The quoted stuff from the Foggie "Philosophers" is just their usual B$. Truth of the matter is that they chain smoke unfiltered Gitanes and are physically incapable of the mildest exertion.

7/06/2007 11:06:00 AM  
Blogger Dublin Saab said...

In his favorite NYPD t-shirt? Symbolically speaking that's quite the political statement. And it's a statement that will have a few of my Manhattanite friends crying. But not our of pride and solidarity but rather from shame that the the leader of their socialist paradise is wearing the icon of the evil NYC police.

7/06/2007 01:27:00 PM  
Blogger Dr. Ferris said...

Aren't these the same people that gave us Sartre, Foucault, Derrida and Baudrillard?

7/06/2007 04:26:00 PM  
Blogger mouse said...

I see that I am late to this thread, but since this is the most important post ever made at The Belmont Club I feel it's necessary that I comment:

The man who walks is observant, museful, fit. The man who runs is fit.

The mind of the walker is philosophic, the mind of the runner reptilian. There is such a thing as a peripatetic philosopher, there is no such thing as a jogging philosopher. That's because there is no such thing as mind and movement at the same time, not if mind means intellectual process and movement means something more than walking.

If any jogger ever did have a thought (it doesn't happen) he would immediately, automatically, walk; this is the way the mind and the body work; and when the feet resume speed the mind resumes rest. This is simple and a fact and can be perceived even by a snotty Frenchman, and while it's fine to take offense at the French you can't do it by saying that 'cause he's a snot what's true is not.

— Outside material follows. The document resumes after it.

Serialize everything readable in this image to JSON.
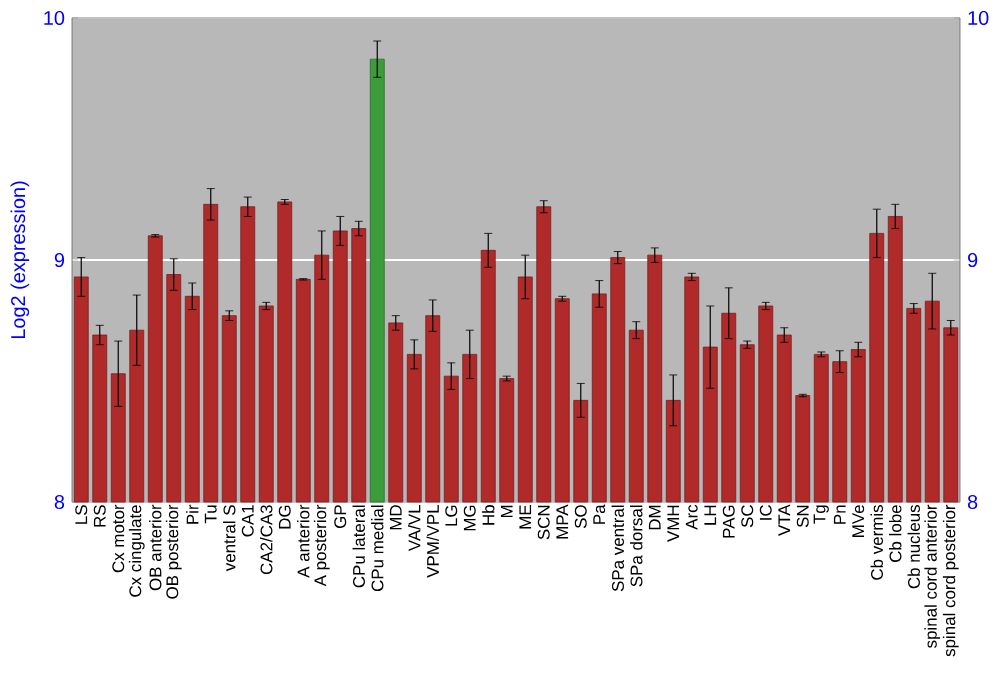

Note: I do walk and I do run. I've taken a walk nearly everyday of my life and not one minute has been a waste. I've been running for three years and not one minute has been well spent, not intellectually. There is pleasure in feeling strong, and in a good run there is zest, exuberance, and afterwards even elation. These aren't bad emotions, and it's not such a bad use of life to do something to feel a clean clear pleasure, but it is not thought.